Somatic embryogenesis techniques have been developed for most coniferous species, but only using very juvenile material. To extend the techniques’ scope, better integrated understanding of the key biological, physiological and molecular characteristics of embryogenic state is required. Therefore, embryonal masses (EMs) and non-embryogenic calli (NECs) have been compared during proliferation at multiple levels. EMs and NECs originating from a single somatic embryo (isogenic lines) of each of three unrelated genotypes were used in the analyses, which included comparison of the lines’ anatomy by transmission light microscopy, transcriptomes by RNAseq Illumina sequencing, proteomes by free-gel analysis, contents of endogenous phytohormones (indole-3-acetic acid, cytokinins and ABA) by LC-MS analysis, and soluble sugar contents by HPLC. EMs were characterized by upregulation (relative to levels in NECs) of transcripts, proteins, transcription factors and active cytokinins associated with cell differentiation accompanied by histological, carbohydrate content and genetic markers of cell division. In contrast, NECs were characterized by upregulation (relative to levels in EMs) of transcripts, proteins and products associated with responses to stimuli (ABA, degradation forms of cytokinins, phenols), oxidative stress (reactive oxygen species) and carbohydrate storage (starch). Sub-Network Enrichment Analyses that highlighted functions and interactions of transcripts and proteins that significantly differed between EMs and NECs corroborated these findings. The study shows the utility of a novel approach involving integrated multi-scale transcriptomic, proteomic, biochemical, histological and anatomical analyses to obtain insights into molecular events associated with embryogenesis and more specifically to the embryogenic state of cell in Douglas-fir.

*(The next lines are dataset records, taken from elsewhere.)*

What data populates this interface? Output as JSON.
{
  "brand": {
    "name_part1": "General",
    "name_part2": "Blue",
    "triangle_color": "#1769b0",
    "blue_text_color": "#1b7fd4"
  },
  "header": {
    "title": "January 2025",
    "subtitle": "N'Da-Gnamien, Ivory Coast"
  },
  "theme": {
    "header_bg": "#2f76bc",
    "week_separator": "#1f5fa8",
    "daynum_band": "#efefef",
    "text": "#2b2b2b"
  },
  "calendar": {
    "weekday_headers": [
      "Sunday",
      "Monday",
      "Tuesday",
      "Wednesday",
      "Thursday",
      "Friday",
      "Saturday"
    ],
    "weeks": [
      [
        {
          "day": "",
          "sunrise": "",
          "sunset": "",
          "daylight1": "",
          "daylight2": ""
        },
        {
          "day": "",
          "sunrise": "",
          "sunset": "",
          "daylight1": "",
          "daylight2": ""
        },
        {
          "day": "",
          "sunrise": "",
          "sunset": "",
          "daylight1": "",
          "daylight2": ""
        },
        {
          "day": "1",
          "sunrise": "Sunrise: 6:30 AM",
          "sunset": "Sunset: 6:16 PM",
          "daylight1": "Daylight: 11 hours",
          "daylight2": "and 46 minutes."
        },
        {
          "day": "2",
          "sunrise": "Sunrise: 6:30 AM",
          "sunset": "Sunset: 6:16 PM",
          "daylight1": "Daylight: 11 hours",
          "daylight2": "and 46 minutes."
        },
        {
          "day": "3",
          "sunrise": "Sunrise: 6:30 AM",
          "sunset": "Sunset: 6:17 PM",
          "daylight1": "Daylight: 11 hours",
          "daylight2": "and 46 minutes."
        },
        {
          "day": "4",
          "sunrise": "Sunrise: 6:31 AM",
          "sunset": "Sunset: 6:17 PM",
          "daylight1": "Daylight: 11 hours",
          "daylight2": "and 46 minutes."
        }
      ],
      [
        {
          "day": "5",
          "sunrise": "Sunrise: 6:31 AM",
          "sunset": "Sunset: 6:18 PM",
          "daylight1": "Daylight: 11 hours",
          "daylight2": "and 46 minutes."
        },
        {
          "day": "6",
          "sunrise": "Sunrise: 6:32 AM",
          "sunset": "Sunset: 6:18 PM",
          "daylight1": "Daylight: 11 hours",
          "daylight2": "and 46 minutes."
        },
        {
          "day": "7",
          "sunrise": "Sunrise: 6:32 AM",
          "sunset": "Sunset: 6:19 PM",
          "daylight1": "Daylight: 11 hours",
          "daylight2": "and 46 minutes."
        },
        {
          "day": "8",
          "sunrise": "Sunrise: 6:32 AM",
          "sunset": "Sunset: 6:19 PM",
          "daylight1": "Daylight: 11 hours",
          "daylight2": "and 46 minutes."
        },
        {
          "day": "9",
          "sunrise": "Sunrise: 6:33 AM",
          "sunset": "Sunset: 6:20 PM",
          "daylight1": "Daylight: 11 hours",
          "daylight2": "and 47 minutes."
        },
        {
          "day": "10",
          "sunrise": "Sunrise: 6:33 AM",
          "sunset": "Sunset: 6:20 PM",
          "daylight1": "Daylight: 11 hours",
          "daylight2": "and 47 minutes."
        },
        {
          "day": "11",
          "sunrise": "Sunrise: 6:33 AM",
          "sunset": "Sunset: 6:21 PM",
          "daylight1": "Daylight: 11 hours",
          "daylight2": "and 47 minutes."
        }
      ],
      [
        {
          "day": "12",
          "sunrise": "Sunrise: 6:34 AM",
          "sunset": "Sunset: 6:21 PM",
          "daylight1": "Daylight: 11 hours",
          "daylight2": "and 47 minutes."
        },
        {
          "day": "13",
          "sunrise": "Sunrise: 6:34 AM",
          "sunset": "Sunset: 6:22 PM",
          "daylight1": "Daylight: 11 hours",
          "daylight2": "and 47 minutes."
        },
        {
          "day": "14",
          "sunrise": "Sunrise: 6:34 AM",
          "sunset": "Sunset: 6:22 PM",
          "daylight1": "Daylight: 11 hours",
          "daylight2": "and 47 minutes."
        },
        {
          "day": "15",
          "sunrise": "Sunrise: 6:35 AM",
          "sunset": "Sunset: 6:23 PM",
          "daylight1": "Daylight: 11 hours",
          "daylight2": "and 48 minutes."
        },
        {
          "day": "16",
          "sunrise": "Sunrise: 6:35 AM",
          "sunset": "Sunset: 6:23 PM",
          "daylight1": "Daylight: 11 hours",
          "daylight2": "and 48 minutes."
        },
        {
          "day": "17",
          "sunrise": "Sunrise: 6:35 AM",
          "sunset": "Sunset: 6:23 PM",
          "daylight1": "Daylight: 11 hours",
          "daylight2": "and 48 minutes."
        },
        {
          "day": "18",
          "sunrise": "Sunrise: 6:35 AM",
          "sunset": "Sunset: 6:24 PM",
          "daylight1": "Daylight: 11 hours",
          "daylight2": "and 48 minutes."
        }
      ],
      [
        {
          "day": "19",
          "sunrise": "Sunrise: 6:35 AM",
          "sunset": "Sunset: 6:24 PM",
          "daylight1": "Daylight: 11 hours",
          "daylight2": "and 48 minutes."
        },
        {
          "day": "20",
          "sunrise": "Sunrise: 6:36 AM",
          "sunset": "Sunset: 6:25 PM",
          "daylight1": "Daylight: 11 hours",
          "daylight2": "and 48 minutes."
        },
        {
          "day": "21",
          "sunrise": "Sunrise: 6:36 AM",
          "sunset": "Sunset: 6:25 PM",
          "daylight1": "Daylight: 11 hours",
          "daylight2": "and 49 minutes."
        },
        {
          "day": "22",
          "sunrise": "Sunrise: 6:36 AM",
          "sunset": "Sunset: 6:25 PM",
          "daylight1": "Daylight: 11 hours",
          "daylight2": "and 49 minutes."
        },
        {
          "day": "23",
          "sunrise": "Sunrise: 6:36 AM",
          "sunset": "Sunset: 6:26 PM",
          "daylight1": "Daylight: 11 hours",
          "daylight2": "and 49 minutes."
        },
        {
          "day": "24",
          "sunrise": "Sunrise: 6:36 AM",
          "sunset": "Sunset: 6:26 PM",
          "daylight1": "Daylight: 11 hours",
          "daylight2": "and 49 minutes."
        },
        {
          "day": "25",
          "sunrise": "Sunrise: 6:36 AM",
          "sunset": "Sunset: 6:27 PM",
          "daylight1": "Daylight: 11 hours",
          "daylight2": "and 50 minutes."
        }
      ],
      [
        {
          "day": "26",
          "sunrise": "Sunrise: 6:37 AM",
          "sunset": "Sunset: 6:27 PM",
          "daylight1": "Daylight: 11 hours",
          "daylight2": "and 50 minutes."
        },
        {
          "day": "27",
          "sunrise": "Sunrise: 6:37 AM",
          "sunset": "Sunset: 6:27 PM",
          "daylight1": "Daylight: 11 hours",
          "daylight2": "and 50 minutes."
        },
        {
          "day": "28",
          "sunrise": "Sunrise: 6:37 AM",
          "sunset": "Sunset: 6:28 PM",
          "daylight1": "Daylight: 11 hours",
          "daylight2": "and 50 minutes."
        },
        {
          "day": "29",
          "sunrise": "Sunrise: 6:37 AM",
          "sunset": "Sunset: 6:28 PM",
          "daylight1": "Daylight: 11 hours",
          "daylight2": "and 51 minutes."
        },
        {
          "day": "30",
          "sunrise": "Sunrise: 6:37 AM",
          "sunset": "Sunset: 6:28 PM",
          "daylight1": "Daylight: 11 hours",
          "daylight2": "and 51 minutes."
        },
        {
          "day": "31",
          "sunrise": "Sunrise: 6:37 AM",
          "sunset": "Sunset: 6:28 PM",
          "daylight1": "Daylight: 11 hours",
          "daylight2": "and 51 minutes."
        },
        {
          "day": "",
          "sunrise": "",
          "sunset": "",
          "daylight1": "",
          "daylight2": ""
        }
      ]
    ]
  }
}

体细胞胚胎发生（somatic embryogenesis）技术已在多数针叶树种中得以建立，但目前仅能使用幼龄材料。为拓展该技术的应用范围，亟需对细胞胚胎发生状态的关键生物学、生理学及分子特征形成更为全面的整合认知。为此，研究人员在增殖过程中多维度比较了胚性细胞团（embryonal masses, EMs）与非胚性愈伤组织（non-embryogenic calli, NECs）。 本分析选取了3个无关基因型的单一体细胞胚胎来源的等基因系（isogenic lines）的胚性细胞团与非胚性愈伤组织，分析手段包括：通过透射光显微镜进行细胞解剖结构观察、通过Illumina RNA测序开展转录组分析、通过自由凝胶电泳进行蛋白质组分析、通过液相色谱-质谱（LC-MS）检测内源植物激素（吲哚-3-乙酸、细胞分裂素与脱落酸（ABA））含量，以及通过高效液相色谱（HPLC）测定可溶性糖含量。 相较于非胚性愈伤组织，胚性细胞团表现为与细胞分化相关的转录本、蛋白质、转录因子及活性细胞分裂素显著上调，同时伴随细胞分裂相关的组织学、碳水化合物含量及遗传标志物特征。与之相反，非胚性愈伤组织则相较于胚性细胞团显著上调与刺激响应（ABA、细胞分裂素降解产物、酚类物质）、氧化应激（活性氧）及碳水化合物储存（淀粉）相关的转录本、蛋白质及代谢产物。亚网络富集分析（Sub-Network Enrichment Analyses）对胚性细胞团与非胚性愈伤组织间差异显著的转录本及蛋白质的功能与相互作用进行了揭示，进一步佐证了上述研究结果。 本研究证实了一种整合多维度转录组、蛋白质组、生物化学、组织学及解剖学分析的全新方法的实用性，该方法可用于解析与胚胎发生相关的分子事件，更具体地说，可用于解析花旗松（Douglas-fir）细胞的胚胎发生状态。